Это было все, что он мог сказать себе в этот вечер, а затем он юркнул в постель, и заснул глубоко и сладко, и спал до тех пор, пока его не разбудила утром, усердно тряся за плечо, его хозяйка.
Весь этот День гордое сознание своего нового статуса не покидало его. Он шел в школу Роулэндса просветленный, полный глубокого понимания. Прохожие, встречавшиеся ему на улице, в особенности девушки и молодые женщины, казались ему теперь исполненными значительности, которой он прежде не подозревал. Они таили в себе неистощимые возможности наслаждения. Общественная жизнь, заключил он, это в самой своей сущности захватывающая радость сексуальных отношений — приодетая, замаскированная, скрытая, но не настолько скрытая, чтобы остаться невидимой для глаза посвященного.

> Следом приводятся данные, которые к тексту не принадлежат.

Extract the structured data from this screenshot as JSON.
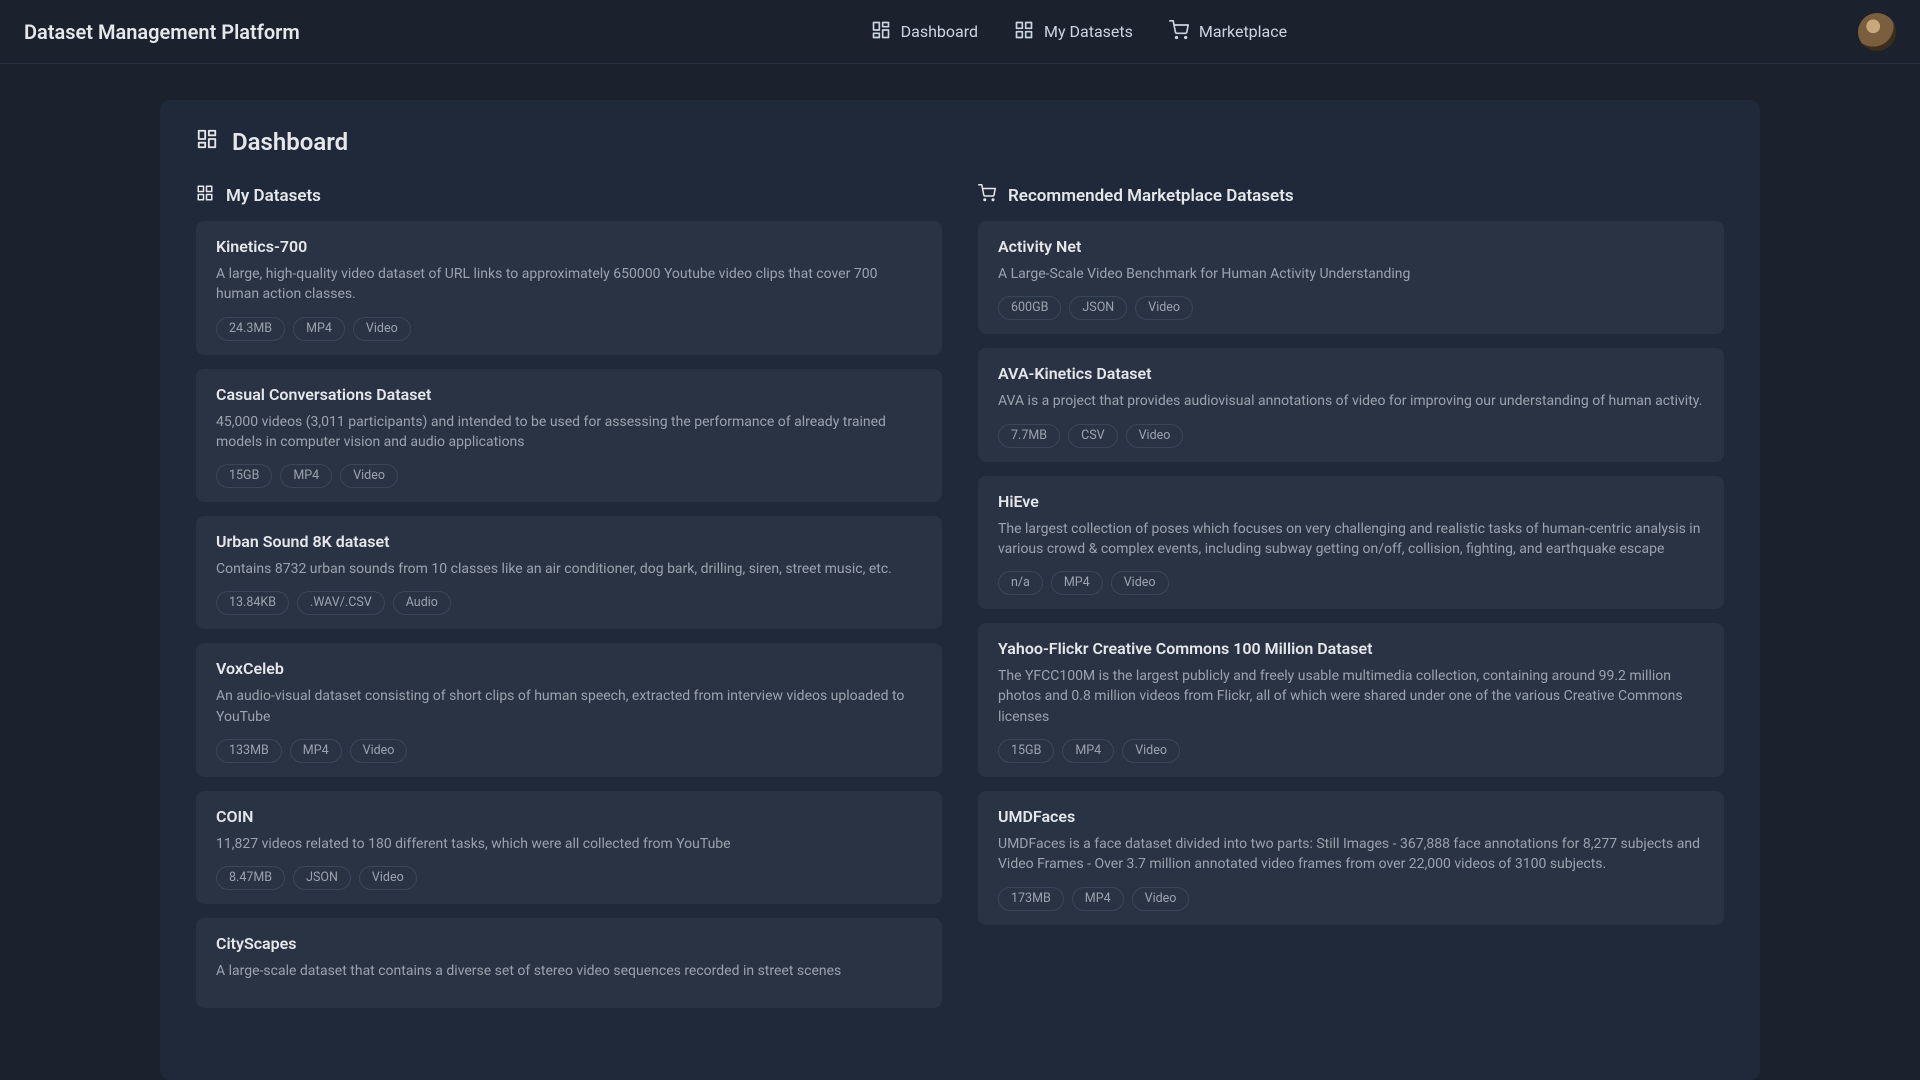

Только через несколько дней этот туман самоудовлетворения, обволакивающий его, стал понемножку рассеиваться, беспокойство снова вернулось, и обширные участки его сознания, которые временно пребывали в бездействии, снова вступили в свои права.
Некоторое время он не мог ни видеться, ни сообщаться с Рэчел. Она просила его не писать ей и быть как можно осторожней, чтобы не выдать их связи. Ее брат, сказала она, следит за ее поведением, «как семнадцать бдительных теток».
— Я тебе сама напишу. Удивительно, как сказывается наше восточное происхождение. Он признает свободную любовь для себя и для всех, для кого угодно, кроме своей сестры. А когда он перебесится и натешится вдоволь, он, вероятно, сделается католиком и реакционером и найдет себе чистую-чистую, обожающую его девушку, и она будет рожать ему достойных дочерей и увешивать себя драгоценностями, которые он с удовольствием будет ей покупать. Такая уж раса. И все они такие. Либеральных евреев не бывает, дорогой мой, есть только либеральные еврейки. У наших мужчин врожденное уважение к собственности и респектабельности. Мелхиор, несмотря на весь свой коммунизм, жаден, осторожен и труслив, как крыса. Не могу представить себе, что бы он стал делать, если бы действительно произошла социальная революция.
Она написала Теодору коротенькую записочку.
«Когда, о, когда же мы снова сойдемся с тобой на Пустынном Острове, мой милый, стройный, крепкий, мой маленький дикий братец? Всегда твоя Р.».
Он носил с собой эту записку в кармане несколько дней, но потом она истерлась, и он сжег ее.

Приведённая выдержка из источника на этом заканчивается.